3D Vectors - Developers - Facepunch Forum

This idea was motivated by the analogy PIXELS:POLYGONS::VECTORS:_____ Pixels are an easy way to display images since they break them down into the simplest case: monochrome squares. Similarly, polygons make 3D graphics easier since they break complex shapes into the simplest case. The downside of both of these methods is that they make it impossible to represent very natural objects with high accuracy. For example only vertical and horizontal lines can be precisely represented by pixels as a line at any other angle can only be approximated. Similarly, perfect spheres (or any smoothly curved surface) cannot be represented by polygons. In order to "perfectly" represent 2D shapes one has to use vectors - i.e. define the shapes using mathematical equations (I know that vector images still need to be represented on the screen using pixels, but that's beside the point). However, I don't know of any analog for 3D. It seems feasible to me that one could modify a vector rendering engine to account for perspective and such in order to render 3D vectors. Then it would be possible to have 3D graphics with perfectly defined shapes - shapes with surfaces defined by vector curves. (Interestingly such an engine would also be able to render usual polygon-based models since they could be redefined using vectors) Does something such as this already exist? If not, is there any reason why it couldn't be created?

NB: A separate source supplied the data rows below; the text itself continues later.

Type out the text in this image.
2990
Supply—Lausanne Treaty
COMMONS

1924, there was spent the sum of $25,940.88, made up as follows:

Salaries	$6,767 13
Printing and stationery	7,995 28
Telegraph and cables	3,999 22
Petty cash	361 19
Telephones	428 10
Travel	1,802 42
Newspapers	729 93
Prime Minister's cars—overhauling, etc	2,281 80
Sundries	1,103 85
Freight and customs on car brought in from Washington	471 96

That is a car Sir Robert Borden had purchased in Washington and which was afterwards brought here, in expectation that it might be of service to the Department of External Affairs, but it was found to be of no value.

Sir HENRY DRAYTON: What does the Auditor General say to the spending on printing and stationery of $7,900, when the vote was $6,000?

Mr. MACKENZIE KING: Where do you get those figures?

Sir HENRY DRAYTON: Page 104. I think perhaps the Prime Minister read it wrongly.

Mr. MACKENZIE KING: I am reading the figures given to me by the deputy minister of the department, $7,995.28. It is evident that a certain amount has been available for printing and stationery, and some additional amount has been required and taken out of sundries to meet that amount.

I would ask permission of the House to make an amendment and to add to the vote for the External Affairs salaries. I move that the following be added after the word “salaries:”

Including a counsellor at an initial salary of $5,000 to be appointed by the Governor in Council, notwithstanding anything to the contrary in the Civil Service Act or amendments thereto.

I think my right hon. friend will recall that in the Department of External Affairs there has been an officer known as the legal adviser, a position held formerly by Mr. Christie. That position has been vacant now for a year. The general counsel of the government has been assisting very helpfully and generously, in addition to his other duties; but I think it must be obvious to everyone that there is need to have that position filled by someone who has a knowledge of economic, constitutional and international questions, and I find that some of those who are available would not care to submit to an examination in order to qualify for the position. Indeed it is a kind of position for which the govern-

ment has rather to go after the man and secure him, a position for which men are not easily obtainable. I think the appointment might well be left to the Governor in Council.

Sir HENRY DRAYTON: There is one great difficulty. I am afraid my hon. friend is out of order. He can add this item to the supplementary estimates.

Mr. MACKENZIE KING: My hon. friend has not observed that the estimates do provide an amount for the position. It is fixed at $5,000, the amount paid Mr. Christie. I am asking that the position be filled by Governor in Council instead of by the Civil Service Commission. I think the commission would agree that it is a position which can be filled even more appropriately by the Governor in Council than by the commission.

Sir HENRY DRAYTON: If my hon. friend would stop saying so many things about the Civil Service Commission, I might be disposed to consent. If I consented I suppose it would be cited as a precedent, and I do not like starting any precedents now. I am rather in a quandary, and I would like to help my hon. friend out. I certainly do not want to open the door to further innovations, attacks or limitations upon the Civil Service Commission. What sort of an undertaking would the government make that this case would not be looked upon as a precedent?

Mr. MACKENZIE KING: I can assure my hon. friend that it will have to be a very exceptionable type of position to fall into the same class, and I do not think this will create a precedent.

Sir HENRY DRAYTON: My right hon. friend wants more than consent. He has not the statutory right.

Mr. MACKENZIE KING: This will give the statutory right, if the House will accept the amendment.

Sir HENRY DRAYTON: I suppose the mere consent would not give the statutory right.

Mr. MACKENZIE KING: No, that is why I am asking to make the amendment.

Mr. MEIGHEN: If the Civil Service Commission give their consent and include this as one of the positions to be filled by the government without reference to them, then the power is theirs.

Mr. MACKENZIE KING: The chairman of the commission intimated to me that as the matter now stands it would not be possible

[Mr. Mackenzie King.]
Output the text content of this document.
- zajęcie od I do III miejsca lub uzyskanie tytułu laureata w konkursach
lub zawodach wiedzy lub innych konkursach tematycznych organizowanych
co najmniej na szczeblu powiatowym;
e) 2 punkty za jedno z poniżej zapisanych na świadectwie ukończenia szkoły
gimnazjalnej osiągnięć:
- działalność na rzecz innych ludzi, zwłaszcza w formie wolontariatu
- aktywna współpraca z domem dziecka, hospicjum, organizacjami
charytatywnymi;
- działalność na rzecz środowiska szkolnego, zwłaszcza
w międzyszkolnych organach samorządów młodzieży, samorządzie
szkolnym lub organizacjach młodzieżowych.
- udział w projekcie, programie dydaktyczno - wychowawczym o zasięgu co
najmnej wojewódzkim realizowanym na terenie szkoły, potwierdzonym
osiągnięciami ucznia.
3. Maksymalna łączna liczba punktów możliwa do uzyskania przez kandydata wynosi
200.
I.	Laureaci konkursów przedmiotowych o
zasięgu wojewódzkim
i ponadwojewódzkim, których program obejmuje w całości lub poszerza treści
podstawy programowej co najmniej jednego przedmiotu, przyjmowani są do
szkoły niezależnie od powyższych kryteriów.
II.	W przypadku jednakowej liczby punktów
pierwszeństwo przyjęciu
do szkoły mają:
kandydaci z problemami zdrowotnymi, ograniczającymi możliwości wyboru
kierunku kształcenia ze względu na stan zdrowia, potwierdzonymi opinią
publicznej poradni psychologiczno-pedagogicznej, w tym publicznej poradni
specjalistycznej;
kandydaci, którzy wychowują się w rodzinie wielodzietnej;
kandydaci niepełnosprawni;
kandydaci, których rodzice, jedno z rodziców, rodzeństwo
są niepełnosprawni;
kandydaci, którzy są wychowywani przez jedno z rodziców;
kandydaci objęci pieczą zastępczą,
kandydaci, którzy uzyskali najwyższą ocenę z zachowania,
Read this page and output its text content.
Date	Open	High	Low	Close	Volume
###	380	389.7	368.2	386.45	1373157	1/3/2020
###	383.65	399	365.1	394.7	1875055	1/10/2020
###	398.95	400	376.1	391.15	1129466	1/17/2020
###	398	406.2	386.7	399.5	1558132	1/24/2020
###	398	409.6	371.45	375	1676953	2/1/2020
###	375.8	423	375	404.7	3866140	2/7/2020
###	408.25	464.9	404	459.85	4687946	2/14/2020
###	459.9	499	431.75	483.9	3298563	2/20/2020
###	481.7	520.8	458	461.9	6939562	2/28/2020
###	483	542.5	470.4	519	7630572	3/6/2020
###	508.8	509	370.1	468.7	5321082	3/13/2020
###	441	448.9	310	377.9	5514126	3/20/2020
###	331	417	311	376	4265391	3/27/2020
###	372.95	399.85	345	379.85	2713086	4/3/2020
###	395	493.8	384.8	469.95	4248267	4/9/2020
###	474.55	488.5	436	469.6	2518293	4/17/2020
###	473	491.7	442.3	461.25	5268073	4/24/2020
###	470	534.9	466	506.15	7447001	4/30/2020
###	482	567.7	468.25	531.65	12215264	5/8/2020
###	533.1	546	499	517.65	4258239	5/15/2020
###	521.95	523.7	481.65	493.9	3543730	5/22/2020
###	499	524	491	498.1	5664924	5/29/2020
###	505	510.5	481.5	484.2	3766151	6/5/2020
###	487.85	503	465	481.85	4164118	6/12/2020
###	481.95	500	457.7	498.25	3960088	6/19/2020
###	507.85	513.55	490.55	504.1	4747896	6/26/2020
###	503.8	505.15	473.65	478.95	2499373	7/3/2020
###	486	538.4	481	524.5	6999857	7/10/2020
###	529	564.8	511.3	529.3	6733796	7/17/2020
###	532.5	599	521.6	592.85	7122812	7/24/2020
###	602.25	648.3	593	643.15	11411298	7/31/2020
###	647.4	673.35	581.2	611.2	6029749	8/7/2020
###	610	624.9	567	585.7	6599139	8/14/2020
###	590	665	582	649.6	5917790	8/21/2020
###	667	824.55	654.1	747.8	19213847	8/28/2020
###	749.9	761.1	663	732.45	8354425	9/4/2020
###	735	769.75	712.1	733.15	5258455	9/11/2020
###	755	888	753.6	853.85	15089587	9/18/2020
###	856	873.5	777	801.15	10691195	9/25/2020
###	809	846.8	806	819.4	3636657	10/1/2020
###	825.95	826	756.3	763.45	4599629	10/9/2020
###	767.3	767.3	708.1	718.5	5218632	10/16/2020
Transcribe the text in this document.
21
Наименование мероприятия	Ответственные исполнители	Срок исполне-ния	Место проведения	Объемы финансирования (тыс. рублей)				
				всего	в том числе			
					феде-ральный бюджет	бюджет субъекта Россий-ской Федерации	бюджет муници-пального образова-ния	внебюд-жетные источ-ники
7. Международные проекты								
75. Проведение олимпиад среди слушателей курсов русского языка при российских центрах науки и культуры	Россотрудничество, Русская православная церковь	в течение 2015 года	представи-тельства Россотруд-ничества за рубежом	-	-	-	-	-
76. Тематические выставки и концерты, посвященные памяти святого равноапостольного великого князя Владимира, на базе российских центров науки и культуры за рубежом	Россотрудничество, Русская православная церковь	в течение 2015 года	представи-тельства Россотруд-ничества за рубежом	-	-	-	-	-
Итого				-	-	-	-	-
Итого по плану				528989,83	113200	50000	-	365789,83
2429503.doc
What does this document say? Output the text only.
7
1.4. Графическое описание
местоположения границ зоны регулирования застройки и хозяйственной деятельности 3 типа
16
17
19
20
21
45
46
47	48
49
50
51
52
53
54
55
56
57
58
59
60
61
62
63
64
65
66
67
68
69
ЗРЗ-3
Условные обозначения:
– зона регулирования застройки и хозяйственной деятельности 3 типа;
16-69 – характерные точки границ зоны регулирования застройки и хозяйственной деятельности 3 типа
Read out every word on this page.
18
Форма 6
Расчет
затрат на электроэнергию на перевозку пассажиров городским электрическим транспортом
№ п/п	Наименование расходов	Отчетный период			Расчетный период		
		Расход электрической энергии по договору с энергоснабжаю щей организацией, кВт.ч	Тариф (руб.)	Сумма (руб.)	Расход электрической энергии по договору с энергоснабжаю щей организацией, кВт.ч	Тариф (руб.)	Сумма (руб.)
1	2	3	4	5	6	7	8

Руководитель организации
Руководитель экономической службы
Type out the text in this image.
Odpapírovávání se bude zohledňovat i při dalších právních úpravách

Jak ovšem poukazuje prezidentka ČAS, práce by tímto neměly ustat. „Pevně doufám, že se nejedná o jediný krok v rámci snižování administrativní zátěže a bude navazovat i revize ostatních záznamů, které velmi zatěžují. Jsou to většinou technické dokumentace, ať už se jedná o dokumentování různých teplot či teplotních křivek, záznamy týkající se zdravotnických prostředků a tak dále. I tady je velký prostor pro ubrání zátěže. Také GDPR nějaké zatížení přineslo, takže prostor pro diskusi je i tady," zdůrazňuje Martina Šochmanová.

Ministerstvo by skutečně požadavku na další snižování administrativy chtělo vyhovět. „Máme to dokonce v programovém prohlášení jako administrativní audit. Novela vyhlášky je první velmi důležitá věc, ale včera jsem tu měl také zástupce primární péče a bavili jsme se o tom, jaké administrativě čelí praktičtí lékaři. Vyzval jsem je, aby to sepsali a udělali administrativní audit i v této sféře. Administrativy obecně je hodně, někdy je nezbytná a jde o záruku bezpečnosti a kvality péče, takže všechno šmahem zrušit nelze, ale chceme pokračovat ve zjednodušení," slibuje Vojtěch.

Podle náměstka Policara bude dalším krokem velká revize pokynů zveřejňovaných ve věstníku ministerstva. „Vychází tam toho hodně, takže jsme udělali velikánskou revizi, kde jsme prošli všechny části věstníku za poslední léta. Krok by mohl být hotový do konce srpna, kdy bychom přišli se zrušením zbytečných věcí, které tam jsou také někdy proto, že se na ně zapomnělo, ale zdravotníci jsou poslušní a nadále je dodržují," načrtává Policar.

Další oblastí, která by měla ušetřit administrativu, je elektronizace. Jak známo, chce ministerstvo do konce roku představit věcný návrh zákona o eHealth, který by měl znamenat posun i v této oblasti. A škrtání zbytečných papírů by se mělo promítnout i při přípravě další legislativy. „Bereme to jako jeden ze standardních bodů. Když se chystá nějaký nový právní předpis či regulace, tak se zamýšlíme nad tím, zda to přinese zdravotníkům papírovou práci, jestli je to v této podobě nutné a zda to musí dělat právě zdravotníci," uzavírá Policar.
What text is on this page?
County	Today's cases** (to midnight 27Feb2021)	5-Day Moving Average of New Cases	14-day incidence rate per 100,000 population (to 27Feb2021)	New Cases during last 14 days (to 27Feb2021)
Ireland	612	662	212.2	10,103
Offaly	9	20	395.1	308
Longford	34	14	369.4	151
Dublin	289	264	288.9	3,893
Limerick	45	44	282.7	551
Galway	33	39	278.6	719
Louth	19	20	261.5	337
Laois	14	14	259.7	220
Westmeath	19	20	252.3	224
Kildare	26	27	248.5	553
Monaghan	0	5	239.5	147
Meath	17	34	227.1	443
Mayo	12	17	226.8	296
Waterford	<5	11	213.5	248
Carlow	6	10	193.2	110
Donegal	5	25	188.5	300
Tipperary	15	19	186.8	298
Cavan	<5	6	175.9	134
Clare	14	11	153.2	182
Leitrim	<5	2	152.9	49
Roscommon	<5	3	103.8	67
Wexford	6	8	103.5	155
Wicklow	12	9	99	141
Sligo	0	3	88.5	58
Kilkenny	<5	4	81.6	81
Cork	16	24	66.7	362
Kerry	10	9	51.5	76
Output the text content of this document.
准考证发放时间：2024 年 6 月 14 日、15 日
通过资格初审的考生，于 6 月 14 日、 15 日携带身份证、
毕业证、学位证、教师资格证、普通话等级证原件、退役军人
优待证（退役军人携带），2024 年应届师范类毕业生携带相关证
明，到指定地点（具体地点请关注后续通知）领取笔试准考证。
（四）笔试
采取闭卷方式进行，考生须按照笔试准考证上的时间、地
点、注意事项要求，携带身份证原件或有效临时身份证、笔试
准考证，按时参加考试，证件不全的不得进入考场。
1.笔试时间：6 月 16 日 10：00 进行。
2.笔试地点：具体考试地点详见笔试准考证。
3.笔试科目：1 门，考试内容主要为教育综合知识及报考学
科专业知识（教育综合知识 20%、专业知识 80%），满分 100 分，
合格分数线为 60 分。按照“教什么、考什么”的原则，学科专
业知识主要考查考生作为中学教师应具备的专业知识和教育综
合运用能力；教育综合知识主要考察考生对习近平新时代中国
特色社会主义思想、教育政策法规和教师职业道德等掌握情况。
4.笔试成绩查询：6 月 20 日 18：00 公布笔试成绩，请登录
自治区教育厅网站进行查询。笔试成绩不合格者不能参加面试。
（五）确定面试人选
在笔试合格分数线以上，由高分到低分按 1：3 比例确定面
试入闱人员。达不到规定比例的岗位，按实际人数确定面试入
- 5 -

There are a few applications of this, google sketchup and other CAD programs come the closest. Basically they use basic architectural and mechanical engineering maths to generate grids, shapes, curves, etc. Into 3d geometry. Although to implement it into a live-rendering 3d environment(Or at least for a game or some kind of live simulation using advanced graphical technology, sketchup and other CAD programs have their own live renderer with basic textures and shading) would be impractical. Even in a film rendering situation. Of course even in the programs themselves need to break down these curves and such into vertex geometry. So for creating detail models, yes, having them re-detail themselves in real-time, no. It could be done but very inefficient. Though there are some special cases. Ever heard of the small indie developer by the name of .the-projeckkt? They made this really cool and literally only 956kb game called .kkrieger. It's model compression technique was very innovative, basically, it took a very simple mesh and used a [url=http://en.wikipedia.org/wiki/Subdivision_surface]subdivision[/url] algorithm with edge-sharpening data to create detail models. (Their texture system also is based off of vectors coincidentally.) So it has sort-of been implemented in your case, but by not all the same principles.

The 3D analogy of pixel-images are voxel-models. The 3D analogy of vector-images are polygon-models. For the former, the higher the resolution, the prettier the result. For the latter, the more vectors/polygons, the prettier the result. A technique to make graphics-hardware friendly 3D models out of arbitrary bodies is [url=http://http.developer.nvidia.com/GPUGems2/gpugems2_chapter07.html]tessellation[/url].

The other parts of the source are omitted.